After giving logged out users access to pretty much everything*

We had some heated debates a while ago about what would happen if we opened up all of Khan Academy’s content for logged out users. Sal’s videos have always been open in this way, of course, but all the interactive exercises and statistical tracking and badges and stuff required an account.

It felt like the right move when we reconfirmed our belief that educational content should be as open and available as possible. We were also persuaded by Fred Wilson’s belief that giving logged out users more power is an effective way to empower your community. But we worried that registrations would drop, because by handing our 250+ exercises to logged out users, we’d be drastically shrinking the carrot on the other side of the “please login!” boundary.

We decided to go for it this summer. Figured I’d share some results.


A dog

4+ months after the change, we know a little more. Jace looked at the data and found:

  • Registration rate hasn’t changed. Bit of a surprise for both sides of the debate.
  • Percentage of our visitors who try an exercise problem increased by (relative) 10-15%.

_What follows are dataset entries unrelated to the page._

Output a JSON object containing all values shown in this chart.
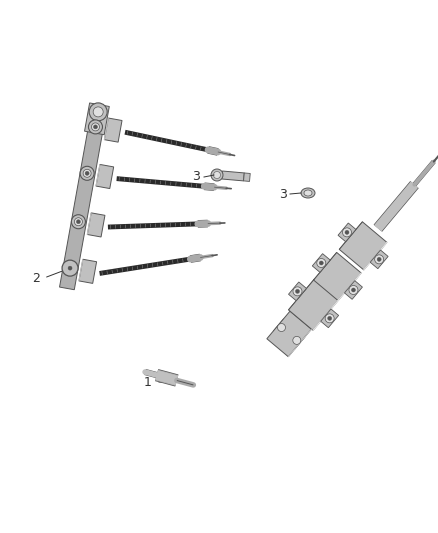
{
  "background_color": "#ffffff",
  "figsize": [
    4.38,
    5.33
  ],
  "dpi": 100,
  "line_color": "#333333",
  "text_color": "#333333",
  "font_size": 9,
  "lw_thin": 0.5,
  "lw_med": 0.8,
  "lw_thick": 1.2,
  "gray_light": "#e0e0e0",
  "gray_mid": "#c0c0c0",
  "gray_dark": "#888888",
  "gray_darker": "#555555",
  "gray_body": "#b0b0b0",
  "wire_dark": "#2a2a2a",
  "wire_stripe": "#888888",
  "plug_silver": "#aaaaaa",
  "plug_dark": "#444444"
}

So more visitors are trying exercises, but they’re not converting into more registered users…yet. We could have fun making up all sorts of explanations. Maybe we need to show off the badges and points unregistered users are accumulating a little bit more, maybe we’re not asking visitors to login forcefully enough, maybe doing math exercises makes people tired, maybe we don’t have enough pictures of golden retrievers on the login page.


Percentage of all visitors who use our exercises

Far more important than any random explanation is the fact that we’re now getting X% more data about how users learn (or don’t learn) thanks to these new exercise visitors. That data is powering some of the best work coming out of Khan Academy so far, so feeding more logged out users into our exercises is, as Jace puts it, a big win on data collection.

Plus, we’re confident that we could iterate and A/B test our way to higher registration rates for our new exercise users. It’s not our priority (for this week, at least). We’re busy cooking up important changes to the core learning experience.

*They don’t have access to everything. The ability to coach and communicate with other users is still restricted to users who have logged in.